The truth is, a lot of people really don't care if they have to watch the SE. They would like the OOT, but don't particularly feel that strongly if it's not available. And then there are a lot of fans that simply don't give a shit. They'll take the SE and be happy.

These people make up such a sizable portion of the viewing population that there are even quite a few members on this site, of all places, who fall into those categories.

So my point is: even if every regular member here boycotted the release and even if a lot of those fence sitters did too, regardless of whether you view us as a minority or majority, the blu-ray set would still sell millions of dollars. Lucas would be swimming in profit. He might be disappointed that he didn't make as much, but it's hard to complain about a cool $400 million in worldwide sales. If the set made that figure, it would be about 50% of the 2004 set--a catastrophic drop, the best-case scenario for boycotters. But it won't matter. The set is just one component of the wealth-enabling machine that is Lucasfilm. The books will still sell as they have, so will the novels and comics, and the games will continue to be best-sellers too. Then you'll have the Clone War stuff, 3D releases, whatever.
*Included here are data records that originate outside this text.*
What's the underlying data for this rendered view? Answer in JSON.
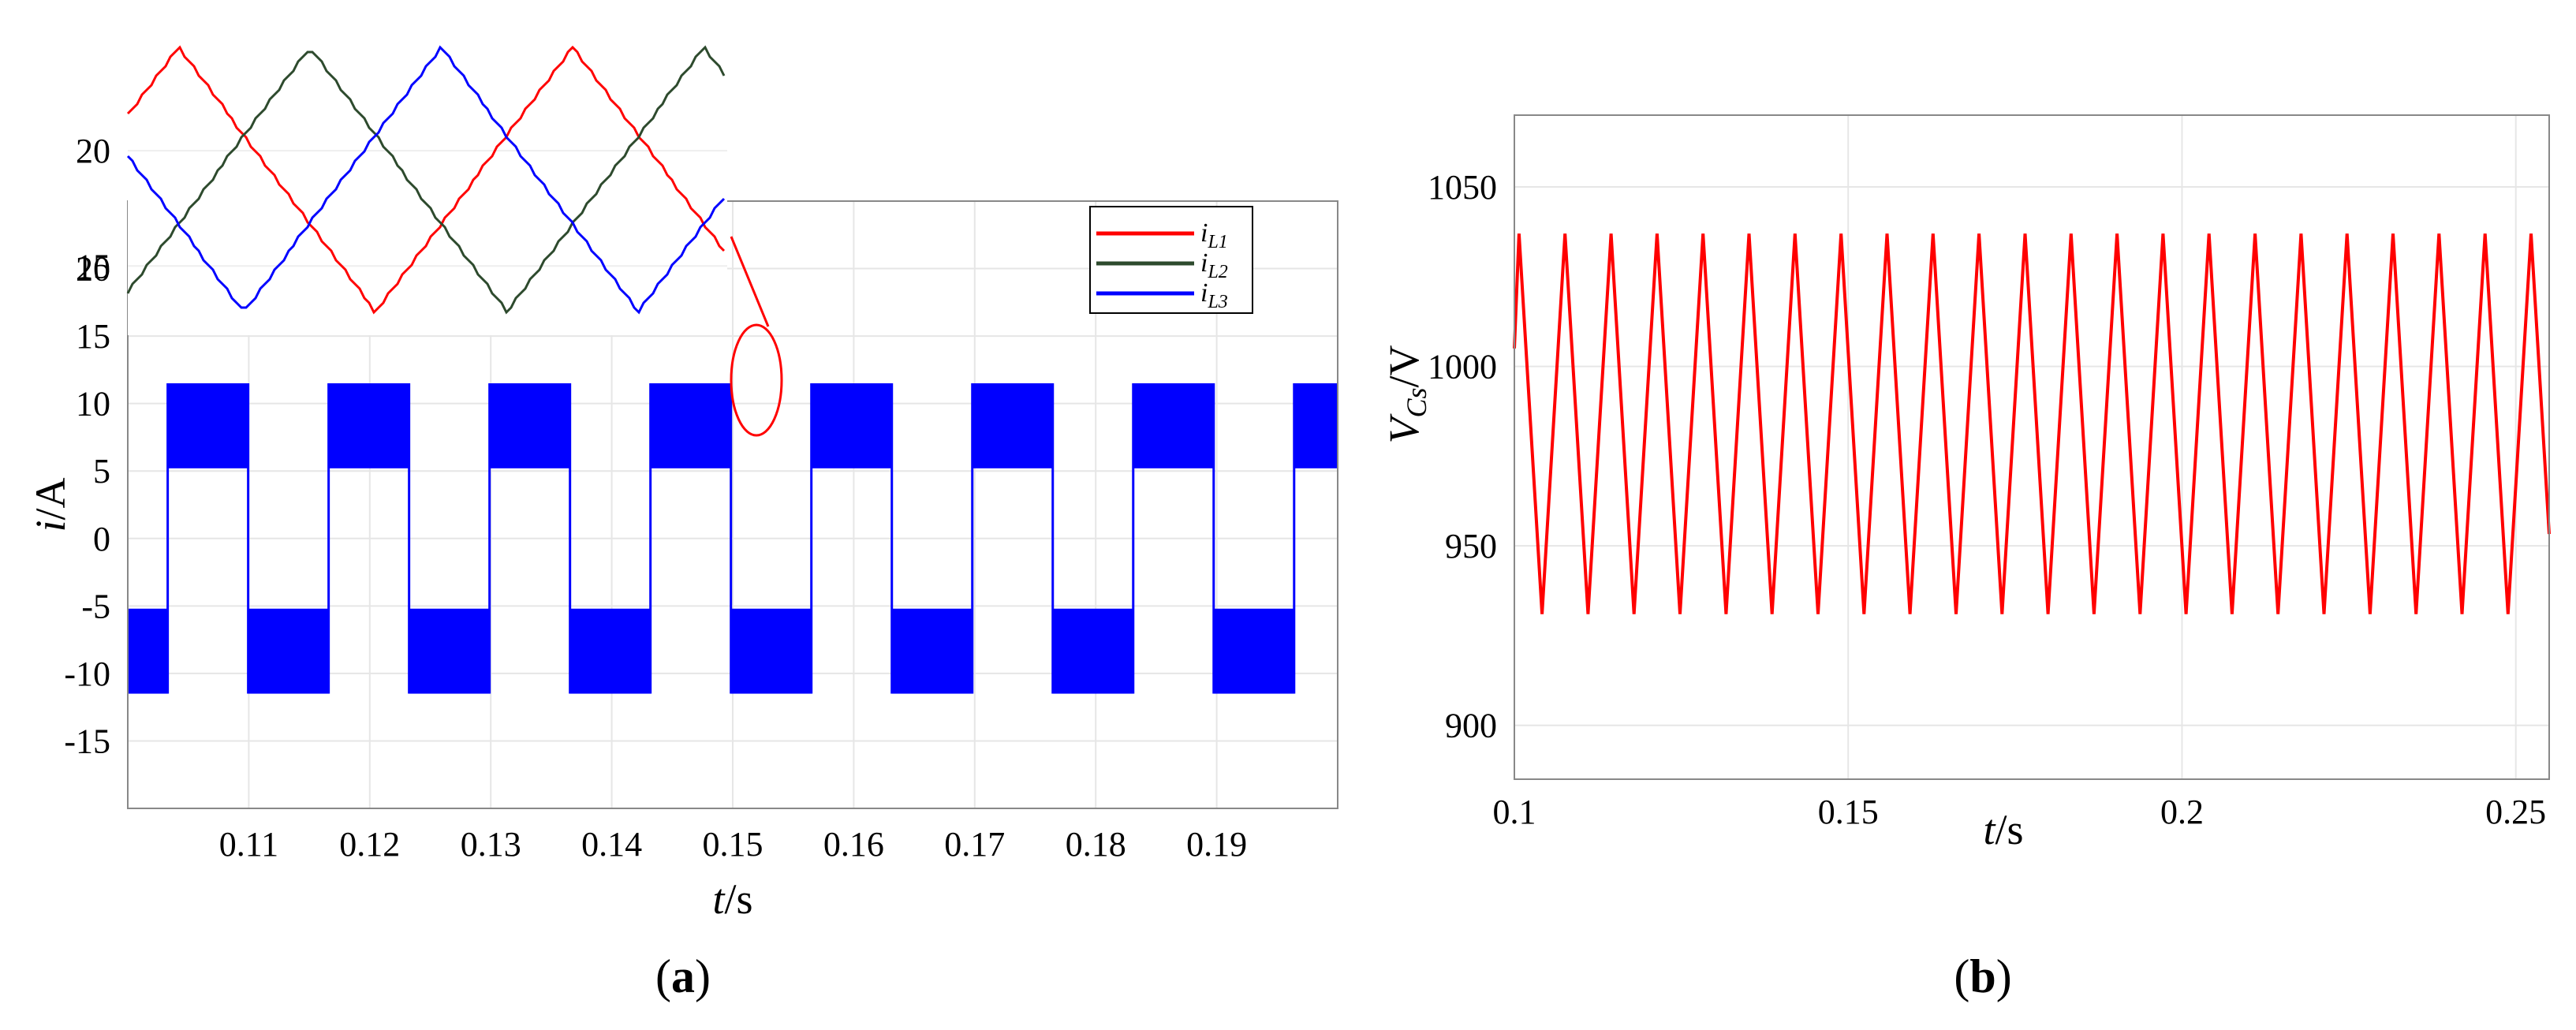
{
  "chart_data": [
    {
      "id": "a",
      "type": "line",
      "panel_label": "a",
      "xlabel_italic": "t",
      "xlabel_unit": "/s",
      "ylabel_italic": "i",
      "ylabel_unit": "/A",
      "xlim": [
        0.1,
        0.2
      ],
      "ylim": [
        -20,
        25
      ],
      "x_ticks": [
        0.11,
        0.12,
        0.13,
        0.14,
        0.15,
        0.16,
        0.17,
        0.18,
        0.19
      ],
      "y_ticks": [
        -15,
        -10,
        -5,
        0,
        5,
        10,
        15,
        20
      ],
      "grid": true,
      "legend": "top-right",
      "series": [
        {
          "name": "i_L1",
          "sub": "L1",
          "color": "#ff0000"
        },
        {
          "name": "i_L2",
          "sub": "L2",
          "color": "#2d4a2d"
        },
        {
          "name": "i_L3",
          "sub": "L3",
          "color": "#0000ff",
          "square_wave": {
            "period": 0.0133,
            "first_high_start": 0.1033,
            "high_band": [
              5.2,
              11.5
            ],
            "low_band": [
              -11.5,
              -5.2
            ]
          }
        }
      ],
      "inset": {
        "ylim": [
          12,
          25
        ],
        "y_ticks": [
          15,
          20
        ],
        "waveform": "triangle",
        "approx_peak": 24.5,
        "approx_trough": 13.0
      }
    },
    {
      "id": "b",
      "type": "line",
      "panel_label": "b",
      "xlabel_italic": "t",
      "xlabel_unit": "/s",
      "ylabel_italic": "V",
      "ylabel_sub": "Cs",
      "ylabel_unit": "/V",
      "xlim": [
        0.1,
        0.255
      ],
      "ylim": [
        885,
        1070
      ],
      "x_ticks": [
        0.1,
        0.15,
        0.2,
        0.25
      ],
      "y_ticks": [
        900,
        950,
        1000,
        1050
      ],
      "grid": true,
      "series": [
        {
          "name": "V_Cs",
          "color": "#ff0000",
          "sawtooth": {
            "period": 0.00689,
            "first_peak": 0.1007,
            "peak": 1037,
            "trough": 931
          }
        }
      ]
    }
  ]
}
I think Frink is right to some degree. Lucasfilm smartly diversified Star Wars to such wide extent that the actual selling of the films themselves are the least-important aspect of the company right now. Lucasfilm doesn't make money off  the videos, they make it from the toys and t-shirts and games and other merchandise. So if less people started buying the films they'd just re-orient their business strategy to account for the fact that their video profit margin is slightly lower than it was in the DVD era. The DVD era is a unique, probably-not-to-be-repeated era when everyone was buying films again and again, anyway, it was the height of the home video market.